We often find ourselves mapping little functions over lists that would be annoying to write a separate definition for. For instance, if we wanted to map the double function, we'd have to do the following: 
(define (double x) (* 2 x))

(map double '(3 4 5))         => (6 8 10)
Scheme provides us with the special form lambda to define an anonymous function. lambda really is special, because it actually creates a lexical closure, which is a bundling of code and a lexical environment. We'll see why this is important later. 
(map (lambda (x) (* 2 x)) '(3 4 5))

;; the right way to define addN-to-list
(define (addN-to-list alist n)
  (map (lambda (x) (+ n x)) alist))
Please note that in the addN-to-list function, the body of the lambda function can refer to the variable n, which is in the lexical scope of the lambda expression. (These lambda closures are like blocks in Smalltalk.)

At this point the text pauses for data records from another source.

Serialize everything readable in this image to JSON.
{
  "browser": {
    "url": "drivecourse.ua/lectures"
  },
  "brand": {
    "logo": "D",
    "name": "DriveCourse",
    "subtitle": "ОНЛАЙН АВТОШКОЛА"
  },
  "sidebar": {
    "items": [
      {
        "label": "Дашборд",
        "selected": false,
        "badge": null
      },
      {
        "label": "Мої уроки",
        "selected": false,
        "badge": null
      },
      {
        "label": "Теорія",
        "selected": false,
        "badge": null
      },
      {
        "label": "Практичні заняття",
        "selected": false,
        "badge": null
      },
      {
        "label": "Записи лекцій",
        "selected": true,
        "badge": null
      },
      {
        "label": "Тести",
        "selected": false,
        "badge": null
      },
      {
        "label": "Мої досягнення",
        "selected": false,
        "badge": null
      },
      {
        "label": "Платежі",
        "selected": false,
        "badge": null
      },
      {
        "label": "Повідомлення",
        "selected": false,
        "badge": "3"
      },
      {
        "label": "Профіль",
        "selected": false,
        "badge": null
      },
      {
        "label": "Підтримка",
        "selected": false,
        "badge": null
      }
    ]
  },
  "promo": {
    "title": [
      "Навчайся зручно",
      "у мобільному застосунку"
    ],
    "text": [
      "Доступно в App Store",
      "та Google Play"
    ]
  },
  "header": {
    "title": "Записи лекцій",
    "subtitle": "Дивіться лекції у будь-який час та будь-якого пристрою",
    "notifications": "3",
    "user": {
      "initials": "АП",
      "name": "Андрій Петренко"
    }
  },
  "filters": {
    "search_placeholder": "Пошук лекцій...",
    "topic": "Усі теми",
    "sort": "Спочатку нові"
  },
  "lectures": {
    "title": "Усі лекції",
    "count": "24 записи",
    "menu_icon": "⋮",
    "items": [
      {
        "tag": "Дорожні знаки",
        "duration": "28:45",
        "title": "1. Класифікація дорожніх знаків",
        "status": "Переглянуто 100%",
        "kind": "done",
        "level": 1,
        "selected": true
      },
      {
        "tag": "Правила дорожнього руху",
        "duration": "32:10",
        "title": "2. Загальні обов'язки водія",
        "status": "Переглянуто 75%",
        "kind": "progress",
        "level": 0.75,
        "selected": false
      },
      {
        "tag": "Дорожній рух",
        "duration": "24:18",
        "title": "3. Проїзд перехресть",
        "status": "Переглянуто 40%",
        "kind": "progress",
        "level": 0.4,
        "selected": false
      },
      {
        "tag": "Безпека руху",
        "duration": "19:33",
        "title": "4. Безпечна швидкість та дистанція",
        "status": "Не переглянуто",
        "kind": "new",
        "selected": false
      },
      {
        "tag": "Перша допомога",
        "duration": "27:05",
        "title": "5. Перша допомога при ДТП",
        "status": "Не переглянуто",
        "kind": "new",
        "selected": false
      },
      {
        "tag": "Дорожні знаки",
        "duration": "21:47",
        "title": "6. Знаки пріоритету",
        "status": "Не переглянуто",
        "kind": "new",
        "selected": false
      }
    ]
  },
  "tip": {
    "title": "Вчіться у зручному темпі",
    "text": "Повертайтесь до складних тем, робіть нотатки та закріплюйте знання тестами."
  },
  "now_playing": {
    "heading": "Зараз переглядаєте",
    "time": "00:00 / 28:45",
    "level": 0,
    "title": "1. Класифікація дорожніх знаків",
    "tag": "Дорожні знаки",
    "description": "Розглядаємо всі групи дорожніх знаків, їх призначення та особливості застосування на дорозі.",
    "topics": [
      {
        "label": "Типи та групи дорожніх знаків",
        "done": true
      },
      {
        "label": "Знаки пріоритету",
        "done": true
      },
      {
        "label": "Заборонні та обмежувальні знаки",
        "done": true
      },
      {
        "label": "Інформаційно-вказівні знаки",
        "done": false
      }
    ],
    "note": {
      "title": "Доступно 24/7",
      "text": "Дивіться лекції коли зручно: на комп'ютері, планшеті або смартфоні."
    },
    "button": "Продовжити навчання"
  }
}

map can also be used with functions that take more than one argument. Examples: 

(map + '(1 2 3) '(10 11 12))   => (11 13 15)
(map (lambda (x y) (list x y)) '(a b c) '(j k l))   => ((a j) (b k) (c l))

Defining Higher-Order Functions

Suppose we wanted to define the 1-argument version of map ourselves. We can do it like this: 
(define (my-map func alist)
   (if (null? alist)
       ()
       (cons (func (car alist)) (my-map func (cdr alist)))))

Lexical Closures

Now that we have the code for my-map, we can talk about what makes lambda special. Remember that a lambda expresssion evaluates to a lexical closure, which is a coupling of code and a lexical environment (a scope, essentially). The lexical environment is necessary because the code needs a place to look up the definitions of symbols it references. For example, look again at addN-to-list below. 
(define (addN-to-list alist n)
  (my-map (lambda (x) (+ n x)) alist))
When the lambda expression is used in my-map, it needs to know where to look up the variable name n. It can get the right value for n, because it retains its lexical environment.

Nested Scopes

You can have arbitrarily nested scopes (scopes within scopes within scopes ...). Further, since function names are bound like any other variable, function names also obey the scope rules.

As an example, let's define a simple function test: 

(define (test x)
   (+ x 1))
Evaluating (test 10) gives 11.

However, if we evaluate 

(let ((test (lambda (x) (* x 2)))
     (test 10))
we get 20 -- within the let, test is rebound to a different function.